Magistrado ponente: Juan Carlos Sosa Londoño

Ley 2195 de 2022Ley 527 de 1999

Radicación n°. 11001-02-04-000-2025-01217-01 JUAN CARLOS SOSA LONDOÑO Magistrado Ponente STC13812-2025 Radicación n.° 11001-02-04-000-2025-01217-01 (Aprobado en sesión de tres de septiembre de dos mil veinticinco) Bogotá, D. C., tres (3) de septiembre de dos mil veinticinco (2025). Se decide la impugnación formulada frente al fallo proferido el 28 de mayo de 2025 por la Sala de Casación Penal de la Corte Suprema de Justicia, dentro de la acción de tutela promovida por la Dirección de Impuestos y Aduanas Nacionales – DIAN – por intermedio de apoderado judicial contra el Juzgado Diecinueve Penal del Circuito con Funciones de Conocimiento de Medellín y la Sala de Decisión Penal del Tribunal Superior de esa misma ciudad, a cuyo trámite fueron vinculados los intervinientes del proceso penal rad. n° 2017-14958-00.

ANTECEDENTES 1. La accionante, invocó la protección del derecho fundamental al debido proceso y acceso a la administración de justicia, que estima vulnerados por la autoridad enjuiciada, por lo que solicitó dejar sin efecto la sentencia emitida el 6 de febrero de 2025 por la Sala Penal del Tribunal Superior de Medellín, y, en su lugar, se profiera una nueva decisión que declare no probada la excepción de falta de legitimación en la causa que le permita obtener el pago de los perjuicios pretendidos. 2.

Son hechos relevantes para la definición del presente asunto los siguientes: 2.1. El accionante, expuso que el 19 de abril de 2024, el Juzgado accionado condenó a Margarita María Restrepo Lamirault a 53 meses de prisión y una multa de $811.711.976 por el delito de omisión de agente retenedor o recaudador, tras una denuncia presentada por la DIAN.

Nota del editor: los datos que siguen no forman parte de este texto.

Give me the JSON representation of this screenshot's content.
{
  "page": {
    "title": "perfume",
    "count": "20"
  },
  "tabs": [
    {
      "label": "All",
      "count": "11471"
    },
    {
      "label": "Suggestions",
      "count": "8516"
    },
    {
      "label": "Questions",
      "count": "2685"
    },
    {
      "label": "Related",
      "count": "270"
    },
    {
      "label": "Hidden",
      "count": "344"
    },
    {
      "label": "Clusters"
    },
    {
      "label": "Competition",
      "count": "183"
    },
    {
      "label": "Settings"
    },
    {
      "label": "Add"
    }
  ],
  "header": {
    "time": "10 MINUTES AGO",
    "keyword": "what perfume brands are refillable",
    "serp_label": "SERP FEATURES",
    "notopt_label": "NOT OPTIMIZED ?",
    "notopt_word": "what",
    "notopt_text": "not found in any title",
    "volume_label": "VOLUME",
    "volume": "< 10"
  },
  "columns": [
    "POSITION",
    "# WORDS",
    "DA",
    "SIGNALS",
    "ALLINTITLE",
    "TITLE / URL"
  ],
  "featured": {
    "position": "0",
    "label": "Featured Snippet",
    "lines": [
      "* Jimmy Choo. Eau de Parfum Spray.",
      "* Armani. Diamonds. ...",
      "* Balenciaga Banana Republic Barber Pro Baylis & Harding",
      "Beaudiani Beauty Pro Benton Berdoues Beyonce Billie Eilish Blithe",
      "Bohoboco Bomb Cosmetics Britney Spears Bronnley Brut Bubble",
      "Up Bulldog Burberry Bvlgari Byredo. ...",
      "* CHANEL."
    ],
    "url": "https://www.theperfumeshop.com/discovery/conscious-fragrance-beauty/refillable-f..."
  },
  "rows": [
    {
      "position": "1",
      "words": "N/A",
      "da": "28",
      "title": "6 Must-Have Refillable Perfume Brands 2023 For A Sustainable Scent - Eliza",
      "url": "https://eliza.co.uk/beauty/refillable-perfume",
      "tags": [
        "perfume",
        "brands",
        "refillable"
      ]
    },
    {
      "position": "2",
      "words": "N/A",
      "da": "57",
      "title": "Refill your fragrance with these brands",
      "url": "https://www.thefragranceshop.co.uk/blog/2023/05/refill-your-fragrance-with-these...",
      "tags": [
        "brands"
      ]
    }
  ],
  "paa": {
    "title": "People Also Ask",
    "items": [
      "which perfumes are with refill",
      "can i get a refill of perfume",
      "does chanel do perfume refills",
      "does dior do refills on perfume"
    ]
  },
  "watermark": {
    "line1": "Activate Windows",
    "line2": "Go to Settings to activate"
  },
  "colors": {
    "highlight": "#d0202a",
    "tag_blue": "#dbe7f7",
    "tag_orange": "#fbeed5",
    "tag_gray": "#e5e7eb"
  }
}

Posteriormente, el 2 de mayo de 2024, el juzgado declaró desierto el recurso de apelación interpuesto por la defensa y ordenó la remisión del caso a los Juzgados de Ejecución de Penas y Medidas de Seguridad de Medellín. 2.2. En audiencia celebrada el 6 de noviembre de 2024, el juzgado rechazó la pretensión de la apoderada de la víctima por violación al principio de non bis in ídem, conforme a la sentencia SP8463-2017 de la Corte Suprema de Justicia. La DIAN apeló, pero el despacho no repuso su decisión y concedió el recurso ante la Sala Penal del Tribunal Superior de Medellín. El 6 de febrero de 2025, dicha sala confirmó la decisión rechazando el incidente de reparación integral interpuesto.

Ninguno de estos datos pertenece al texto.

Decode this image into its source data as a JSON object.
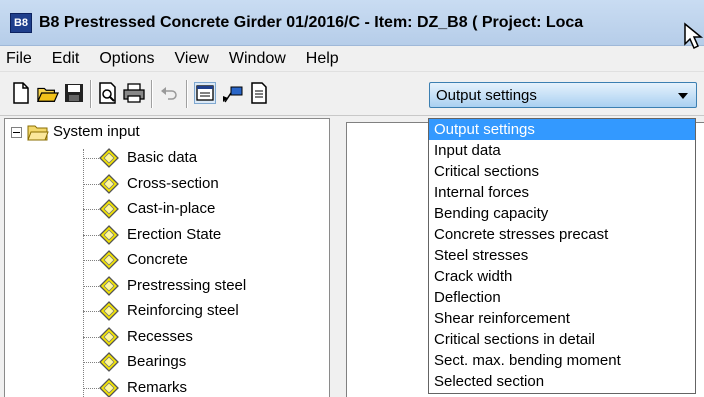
{
  "window": {
    "badge": "B8",
    "title": "B8 Prestressed Concrete Girder  01/2016/C - Item: DZ_B8 ( Project: Loca"
  },
  "menu": [
    "File",
    "Edit",
    "Options",
    "View",
    "Window",
    "Help"
  ],
  "toolbar": {
    "icons": [
      "new-document-icon",
      "open-folder-icon",
      "save-icon",
      "print-preview-icon",
      "print-icon",
      "undo-icon",
      "output-window-icon",
      "flag-icon",
      "document-icon"
    ],
    "output_combo": {
      "selected": "Output settings",
      "accent": "#3c7fb1"
    }
  },
  "tree": {
    "root": "System input",
    "items": [
      "Basic data",
      "Cross-section",
      "Cast-in-place",
      "Erection State",
      "Concrete",
      "Prestressing steel",
      "Reinforcing steel",
      "Recesses",
      "Bearings",
      "Remarks"
    ]
  },
  "dropdown": {
    "selected_index": 0,
    "highlight_color": "#3399ff",
    "options": [
      "Output settings",
      "Input data",
      "Critical sections",
      "Internal forces",
      "Bending capacity",
      "Concrete stresses precast",
      "Steel stresses",
      "Crack width",
      "Deflection",
      "Shear reinforcement",
      "Critical sections in detail",
      "Sect. max. bending moment",
      "Selected section"
    ]
  }
}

RESPUESTAS DEL ACCIONADO Y LOS VINCULADOS 1. El Juzgado Diecinueve Penal del Circuito con Funciones de Conocimiento de Medellín, destacó que la decisión cuestionada se tomó tras una correcta interpretación de la norma, respaldada incluso por la jurisprudencia relevante al caso. Además, señaló que la DIAN puede buscar la indemnización solicitada mediante el procedimiento de cobro coactivo contra la sentenciada Margarita Restrepo Lamirault.

SENTENCIA DE PRIMERA INSTANCIA La Sala de Casación Penal de la Corte Suprema de Justicia negó el amparo, al considerar que el argumento de que los despachos judiciales sólo valoraron la existencia de cobro coactivo carece de fundamento, en tanto, lo ateniente al recaudo de obligación insolutas, son propias del procedimiento administrativo previsto en el Estatuto Tributario, el cual resulta idóneo para lograr los fines perseguidos por la parte actora con el incidente de reparación integral.

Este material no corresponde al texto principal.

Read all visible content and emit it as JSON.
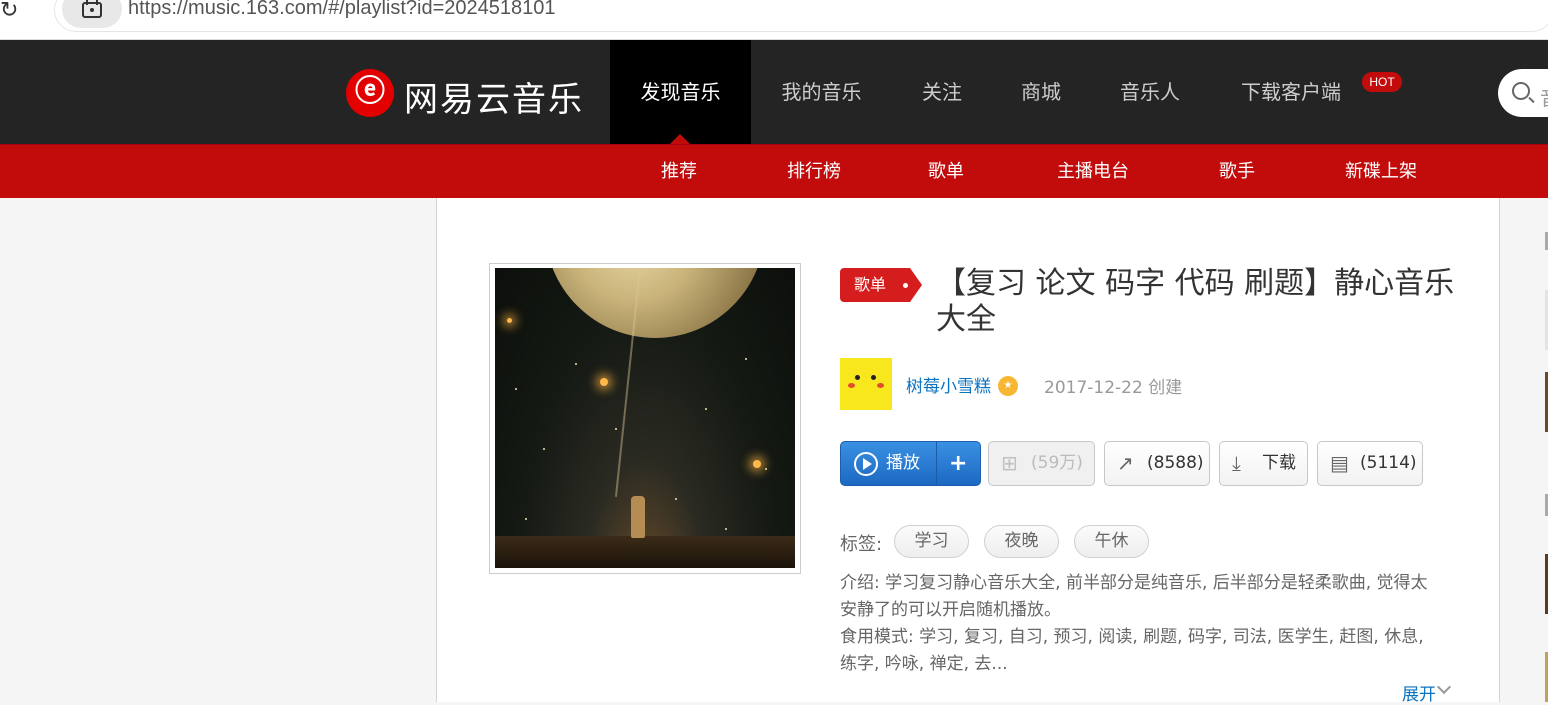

LA IMPUGNACIÓN La presentó el solicitante, argumentando que la Sala de Casación Penal de la Corte Suprema de Justicia ignoró los defectos sustantivos señalados y priorizó su propia jurisprudencia sobre las normas constitucionales. Así mismo, cometió un error al aplicar una interpretación restrictiva que desestimó los derechos fundamentales y precedentes inaplicables, además de omitir normas vigentes como el artículo 59 de la Ley 2195 de 2022.

En ese mismo sentido, señaló que se equivocó el a quo al confirmar la aplicación del Estatuto Tributario para cobrar tributos, cuando el trámite incidental solo busca declarar el daño derivado de un delito para su reparación civil, no el cobro de impuestos. CONSIDERACIONES 1. Al tenor del artículo 86 de la Carta Política la acción de tutela es un mecanismo instituido para la protección de los derechos fundamentales, cuando sean conculcados o seriamente amenazados por la acción o la omisión ilegítima de una autoridad o, en determinadas hipótesis, de los particulares, siempre y cuando el afectado no disponga de otro medio de defensa judicial.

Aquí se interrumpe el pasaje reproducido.